Bisnis.com, JAKARTA - PT Krakatau Steel (Persero) Tbk. menyatakan pihaknya akan fokus menggarap pasar domestik hingga akhir tahun.
Badan Pusat Statistik (BPS) mendata nilai ekspor besi dan baja selama semester I/2020 naik 35,04 persen menjadi US$4,56 miliar secara tahunan. Adapun, ekspor besi dan baja berkontribusi hingga 6,28 persen dari total ekspor nasional.
"Untuk fokus, kami sebaiknya fokus di dalam negeri karena [volume] impornya masih tinggi. [Baja] impor itu masih sekitar 7-8 juta ton per tahun," ujar Direktur Utama KS Silmy Karim dalam webinar "Sinergi Industri Nasional Dalam Membangun Industri Baja", Jumat (24/7/2020).
Silmy berujar pihaknya hanya mengalokasikan sekitar 10 persen dari total produksi perseroan untuk pasar global. Menurutnya, alokasi pasar ekspor tersebut hanya untuk menjaga konsumen global KS dan mengimbangi benchmark industri baja global.
Adapun, Silmy menyampaikan pihaknya memilih pasar domestik sebagai fokus utama dengan dasar hal tersebut dapat membantu neraca dagang industri baja nasional. Seperti diketahui, impor besi dan baja menempati urutan ketiga sebagai produk dengan nilai impor tertinggi beberapa tahun terakhir.
"Artinya, rupiah tidak ikut tertekan [kalau KS bantu mengurangi impor di pasar domestik]. Jadi, lebih bagus jaga pasar domestik," ucapnya.
Terpisah, Indonesia Iron and Steel Industry Association (IISIA) menyatakan peningkatan performa ekspor baja selama semester I/2020 bukan berasal dari industri baja hasil investasi lama.
"Kenaikan ekspor di industri logam itu sebenarnya didorong oleh produksi nikel yang ada di Morowali. Jadi, gambarannya dari sana, bukan yang existing," kata Wakil Ketua Umum IISIA Ismail Mandry kepada Bisnis belum lama ini.
Sebelumnya, Kementerian Perindustrian (Kemenperin) menyatakan pertumbuhan ekspor tertinggi berasal dari komoditas besi baja. Hal tersebut disebabkan oleh perusahaan di Kawasan Industri Morowali dengan tujuan pasar utamanya ke China dan beberapa negara lainnya.

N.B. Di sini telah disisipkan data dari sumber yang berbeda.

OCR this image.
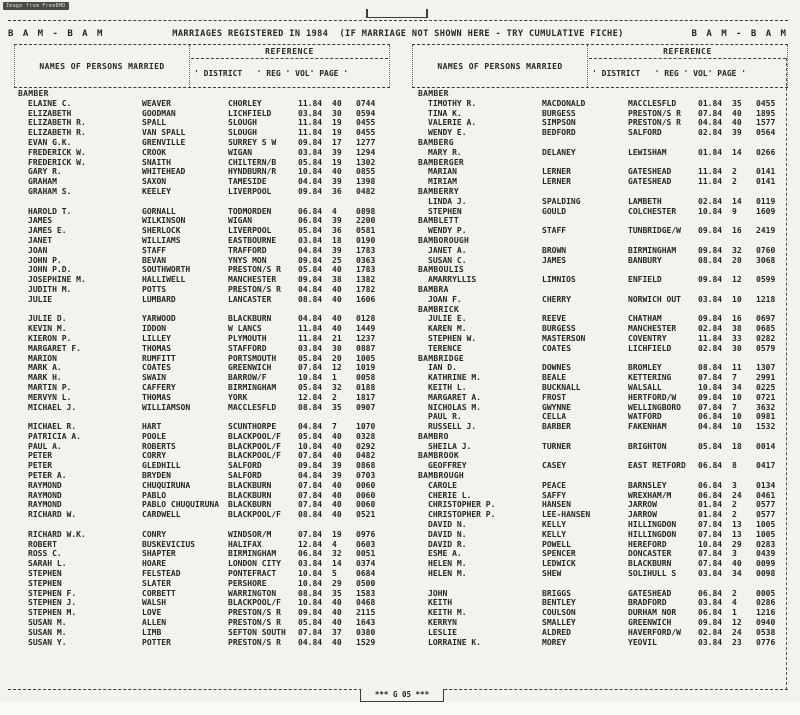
Image from FreeBMD
B A M - B A M	MARRIAGES REGISTERED IN 1984  (IF MARRIAGE NOT SHOWN HERE - TRY CUMULATIVE FICHE)	B A M - B A M
NAMES OF PERSONS MARRIED
REFERENCE
' DISTRICT   ' REG ' VOL' PAGE '
NAMES OF PERSONS MARRIED
REFERENCE
' DISTRICT   ' REG ' VOL' PAGE '
BAMBER
ELAINE C.	WEAVER	CHORLEY	11.84	40	0744
ELIZABETH	GOODMAN	LICHFIELD	03.84	30	0594
ELIZABETH R.	SPALL	SLOUGH	11.84	19	0455
ELIZABETH R.	VAN SPALL	SLOUGH	11.84	19	0455
EVAN G.K.	GRENVILLE	SURREY S W	09.84	17	1277
FREDERICK W.	CROOK	WIGAN	03.84	39	1294
FREDERICK W.	SNAITH	CHILTERN/B	05.84	19	1302
GARY R.	WHITEHEAD	HYNDBURN/R	10.84	40	0855
GRAHAM	SAXON	TAMESIDE	04.84	39	1398
GRAHAM S.	KEELEY	LIVERPOOL	09.84	36	0482
HAROLD T.	GORNALL	TODMORDEN	06.84	4	0898
JAMES	WILKINSON	WIGAN	06.84	39	2200
JAMES E.	SHERLOCK	LIVERPOOL	05.84	36	0581
JANET	WILLIAMS	EASTBOURNE	03.84	18	0190
JOAN	STAFF	TRAFFORD	04.84	39	1783
JOHN P.	BEVAN	YNYS MON	09.84	25	0363
JOHN P.D.	SOUTHWORTH	PRESTON/S R	05.84	40	1783
JOSEPHINE M.	HALLIWELL	MANCHESTER	09.84	38	1382
JUDITH M.	POTTS	PRESTON/S R	04.84	40	1782
JULIE	LUMBARD	LANCASTER	08.84	40	1606
JULIE D.	YARWOOD	BLACKBURN	04.84	40	0128
KEVIN M.	IDDON	W LANCS	11.84	40	1449
KIERON P.	LILLEY	PLYMOUTH	11.84	21	1237
MARGARET F.	THOMAS	STAFFORD	03.84	30	0887
MARION	RUMFITT	PORTSMOUTH	05.84	20	1005
MARK A.	COATES	GREENWICH	07.84	12	1019
MARK H.	SWAIN	BARROW/F	10.84	1	0058
MARTIN P.	CAFFERY	BIRMINGHAM	05.84	32	0188
MERVYN L.	THOMAS	YORK	12.84	2	1817
MICHAEL J.	WILLIAMSON	MACCLESFLD	08.84	35	0907
MICHAEL R.	HART	SCUNTHORPE	04.84	7	1070
PATRICIA A.	POOLE	BLACKPOOL/F	05.84	40	0328
PAUL A.	ROBERTS	BLACKPOOL/F	10.84	40	0292
PETER	CORRY	BLACKPOOL/F	07.84	40	0482
PETER	GLEDHILL	SALFORD	09.84	39	0868
PETER A.	BRYDEN	SALFORD	04.84	39	0703
RAYMOND	CHUQUIRUNA	BLACKBURN	07.84	40	0060
RAYMOND	PABLO	BLACKBURN	07.84	40	0060
RAYMOND	PABLO CHUQUIRUNA	BLACKBURN	07.84	40	0060
RICHARD W.	CARDWELL	BLACKPOOL/F	08.84	40	0521
RICHARD W.K.	CONRY	WINDSOR/M	07.84	19	0976
ROBERT	BUSKEVICIUS	HALIFAX	12.84	4	0603
ROSS C.	SHAPTER	BIRMINGHAM	06.84	32	0051
SARAH L.	HOARE	LONDON CITY	03.84	14	0374
STEPHEN	FELSTEAD	PONTEFRACT	10.84	5	0684
STEPHEN	SLATER	PERSHORE	10.84	29	0500
STEPHEN F.	CORBETT	WARRINGTON	08.84	35	1583
STEPHEN J.	WALSH	BLACKPOOL/F	10.84	40	0468
STEPHEN M.	LOVE	PRESTON/S R	09.84	40	2115
SUSAN M.	ALLEN	PRESTON/S R	05.84	40	1643
SUSAN M.	LIMB	SEFTON SOUTH	07.84	37	0380
SUSAN Y.	POTTER	PRESTON/S R	04.84	40	1529
BAMBER
TIMOTHY R.	MACDONALD	MACCLESFLD	01.84	35	0455
TINA K.	BURGESS	PRESTON/S R	07.84	40	1895
VALERIE A.	SIMPSON	PRESTON/S R	04.84	40	1577
WENDY E.	BEDFORD	SALFORD	02.84	39	0564
BAMBERG
MARY R.	DELANEY	LEWISHAM	01.84	14	0266
BAMBERGER
MARIAN	LERNER	GATESHEAD	11.84	2	0141
MIRIAM	LERNER	GATESHEAD	11.84	2	0141
BAMBERRY
LINDA J.	SPALDING	LAMBETH	02.84	14	0119
STEPHEN	GOULD	COLCHESTER	10.84	9	1609
BAMBLETT
WENDY P.	STAFF	TUNBRIDGE/W	09.84	16	2419
BAMBOROUGH
JANET A.	BROWN	BIRMINGHAM	09.84	32	0760
SUSAN C.	JAMES	BANBURY	08.84	20	3068
BAMBOULIS
AMARRYLLIS	LIMNIOS	ENFIELD	09.84	12	0599
BAMBRA
JOAN F.	CHERRY	NORWICH OUT	03.84	10	1218
BAMBRICK
JULIE E.	REEVE	CHATHAM	09.84	16	0697
KAREN M.	BURGESS	MANCHESTER	02.84	38	0685
STEPHEN W.	MASTERSON	COVENTRY	11.84	33	0282
TERENCE	COATES	LICHFIELD	02.84	30	0579
BAMBRIDGE
IAN D.	DOWNES	BROMLEY	08.84	11	1307
KATHRINE M.	BEALE	KETTERING	07.84	7	2991
KEITH L.	BUCKNALL	WALSALL	10.84	34	0225
MARGARET A.	FROST	HERTFORD/W	09.84	10	0721
NICHOLAS M.	GWYNNE	WELLINGBORO	07.84	7	3632
PAUL R.	CELLA	WATFORD	06.84	10	0981
RUSSELL J.	BARBER	FAKENHAM	04.84	10	1532
BAMBRO
SHEILA J.	TURNER	BRIGHTON	05.84	18	0014
BAMBROOK
GEOFFREY	CASEY	EAST RETFORD	06.84	8	0417
BAMBROUGH
CAROLE	PEACE	BARNSLEY	06.84	3	0134
CHERIE L.	SAFFY	WREXHAM/M	06.84	24	0461
CHRISTOPHER P.	HANSEN	JARROW	01.84	2	0577
CHRISTOPHER P.	LEE-HANSEN	JARROW	01.84	2	0577
DAVID N.	KELLY	HILLINGDON	07.84	13	1005
DAVID N.	KELLY	HILLINGDON	07.84	13	1005
DAVID R.	POWELL	HEREFORD	10.84	29	0283
ESME A.	SPENCER	DONCASTER	07.84	3	0439
HELEN M.	LEDWICK	BLACKBURN	07.84	40	0099
HELEN M.	SHEW	SOLIHULL S	03.84	34	0098
JOHN	BRIGGS	GATESHEAD	06.84	2	0005
KEITH	BENTLEY	BRADFORD	03.84	4	0286
KEITH M.	COULSON	DURHAM NOR	06.84	1	1216
KERRYN	SMALLEY	GREENWICH	09.84	12	0940
LESLIE	ALDRED	HAVERFORD/W	02.84	24	0538
LORRAINE K.	MOREY	YEOVIL	03.84	23	0776
*** G 05 ***
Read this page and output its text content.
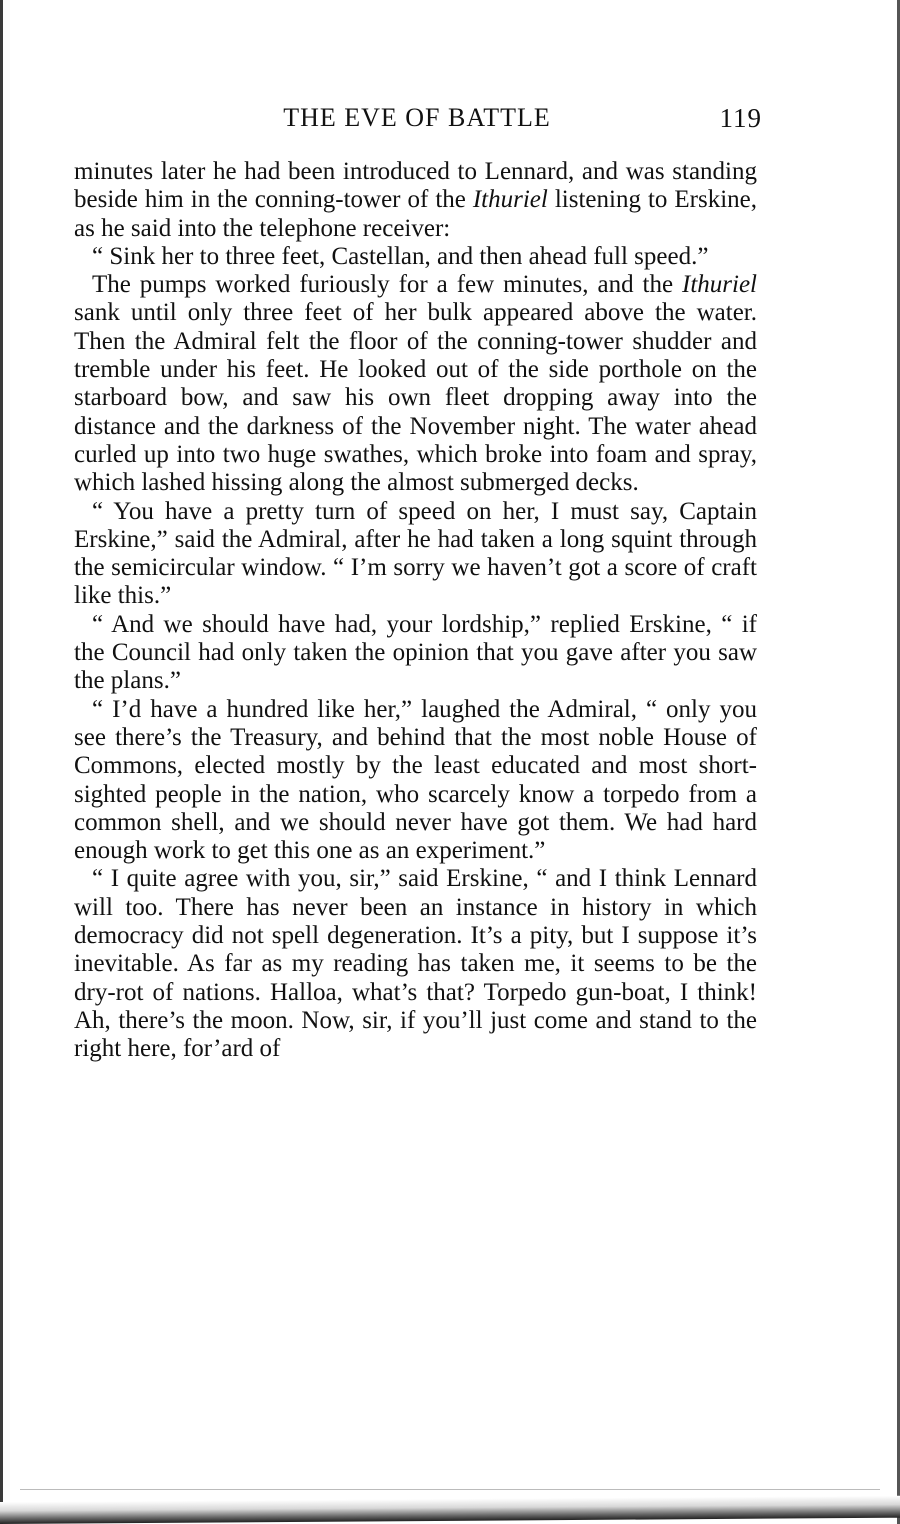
THE EVE OF BATTLE	119

minutes later he had been introduced to Lennard, and was standing beside him in the conning-tower of the Ithuriel listening to Erskine, as he said into the telephone receiver:

“ Sink her to three feet, Castellan, and then ahead full speed.”

The pumps worked furiously for a few minutes, and the Ithuriel sank until only three feet of her bulk appeared above the water. Then the Admiral felt the floor of the conning-tower shudder and tremble under his feet. He looked out of the side porthole on the starboard bow, and saw his own fleet dropping away into the distance and the darkness of the November night. The water ahead curled up into two huge swathes, which broke into foam and spray, which lashed hissing along the almost submerged decks.

“ You have a pretty turn of speed on her, I must say, Captain Erskine,” said the Admiral, after he had taken a long squint through the semicircular window. “ I’m sorry we haven’t got a score of craft like this.”

“ And we should have had, your lordship,” replied Erskine, “ if the Council had only taken the opinion that you gave after you saw the plans.”

“ I’d have a hundred like her,” laughed the Admiral, “ only you see there’s the Treasury, and behind that the most noble House of Commons, elected mostly by the least educated and most short-sighted people in the nation, who scarcely know a torpedo from a common shell, and we should never have got them. We had hard enough work to get this one as an experiment.”

“ I quite agree with you, sir,” said Erskine, “ and I think Lennard will too. There has never been an instance in history in which democracy did not spell degeneration. It’s a pity, but I suppose it’s inevitable. As far as my reading has taken me, it seems to be the dry-rot of nations. Halloa, what’s that? Torpedo gun-boat, I think! Ah, there’s the moon. Now, sir, if you’ll just come and stand to the right here, for’ard of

investasi di Kawasan Industri Morowali terus menunjukkan peningkatan, dari tahun 2017 sebesar US$3,4 miliar menjadi US$5 miliar sepanjang 2018. Jumlah penyerapan tenaga kerjanya pun terbilang sangat besar, mencapai 30.000 orang.
Kawasan Industri Morowali, Sulawesi Tengah, yang sudah berhasil melakukan hilirisasi terhadap nickel ore menjadi stainless steel. Dari kawasan terintegrasi ini mampu menyumbang nilai ekspornya sebesar US$4 miliar, baik itu pengapalan produk hot rolled coil maupun cold rolled coil ke Amerika Serikat dan China.